Le COM a pu constater cette évolution, puisque si sa vocation première lors de sa création en 2004 était de comparer l’attractivité entre la France et le Royaume-Uni pour comprendre les bonnes pratiques de ce dernier et les adapter sur le sol français, sa mission est devenue tout autre depuis 2016. “On est devenu un observatoire du Brexit”, confie Philippe Chalon. Le but est de prendre le pouls de la cinquantaine de patrons membres (incluant de très grandes entreprises comme des TPE/PME) et ainsi faire remonter l’information aux pouvoirs publics français. “On ne fait pas de politique”, prévient le directeur, donc pas question de commenter les positions du Premier ministre actuel.
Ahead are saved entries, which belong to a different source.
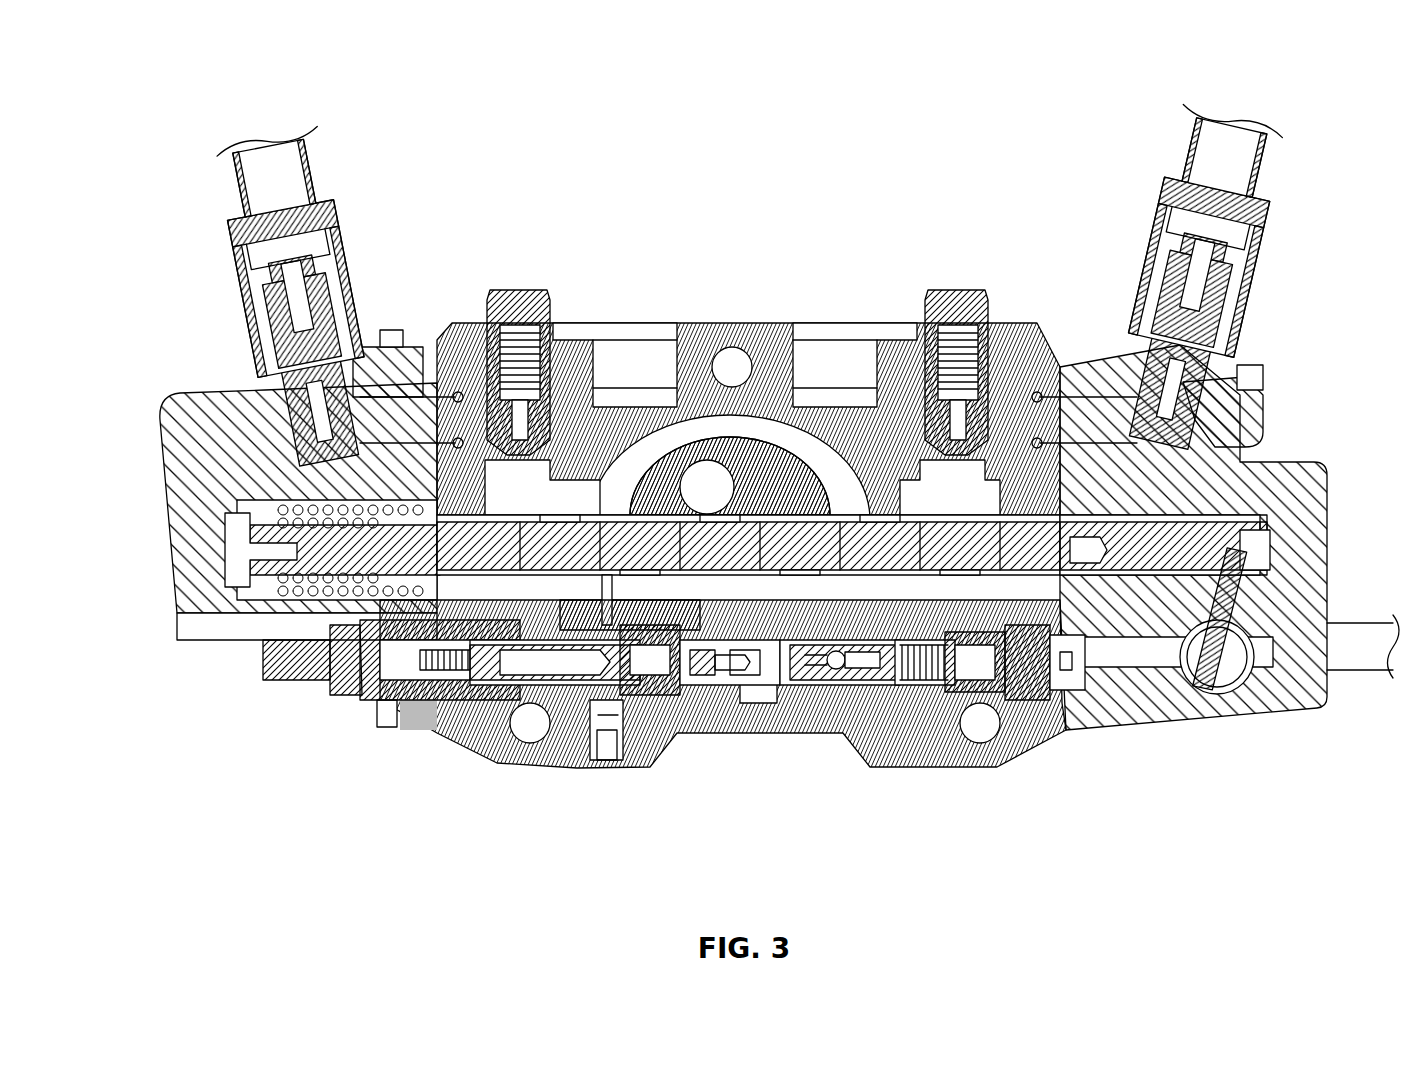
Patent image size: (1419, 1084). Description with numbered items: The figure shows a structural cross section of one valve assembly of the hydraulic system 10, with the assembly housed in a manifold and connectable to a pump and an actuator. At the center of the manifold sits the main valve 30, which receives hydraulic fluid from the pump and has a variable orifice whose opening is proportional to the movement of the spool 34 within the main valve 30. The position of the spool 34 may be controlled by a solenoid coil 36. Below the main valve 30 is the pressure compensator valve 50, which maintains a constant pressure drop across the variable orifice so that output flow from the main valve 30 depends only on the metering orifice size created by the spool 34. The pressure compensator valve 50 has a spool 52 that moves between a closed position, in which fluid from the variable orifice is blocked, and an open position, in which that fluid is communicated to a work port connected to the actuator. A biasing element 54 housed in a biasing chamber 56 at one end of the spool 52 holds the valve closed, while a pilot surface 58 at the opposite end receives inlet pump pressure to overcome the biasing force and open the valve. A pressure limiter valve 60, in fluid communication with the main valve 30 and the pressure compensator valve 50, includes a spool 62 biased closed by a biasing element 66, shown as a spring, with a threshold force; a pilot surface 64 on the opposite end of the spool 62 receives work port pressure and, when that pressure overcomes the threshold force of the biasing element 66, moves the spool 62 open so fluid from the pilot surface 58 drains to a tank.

The hydraulic system 10 is at (1190, 80).
The main valve 30 is at (735, 510).
The spool 34 is at (663, 520).
The solenoid coil 36 is at (243, 513).
The pressure compensator valve 50 is at (752, 705).
The spool 52 is at (800, 668).
The biasing element 54 is at (947, 660).
The biasing chamber 56 is at (910, 690).
The pilot surface 58 is at (648, 700).
The pressure limiter valve 60 is at (413, 647).
The spool 62 is at (545, 680).
The pilot surface 64 is at (562, 705).
The biasing element 66 is at (470, 672).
Cependant, il souligne que l’Etat français a bien joué son rôle dans le soutien aux entrepreneurs. “Pour danser il faut être deux, la France n’a pu faire que 50% du travail puisqu’en face on ne sait toujours pas ce qui va se passer. Il est donc compliqué de créer des législations tant qu’on ne connaît pas l’issue”. Il rappelle qu’un portail internet dédié aux questions des entrepreneurs a été mis en ligne par le gouvernement français afin de guider les patrons. Le directeur du COM se veut aussi rassurant. “Même en cas de no-deal, le Royaume-Uni restera une grande économie avec de nombreuses ressources. Il n’y aura certainement pas un déclin vertigineux, mais il est vrai que le pays perdra une position importante sur la place économique mondiale”.
Le Cercle réfléchit par ailleurs à relancer un nouveau sondage auprès des entrepreneurs français, non pas avant la date fatidique du 31 octobre, mais plutôt après, surtout en cas de sortie sans accord, “pour voir concrètement ce que pensent les patrons”.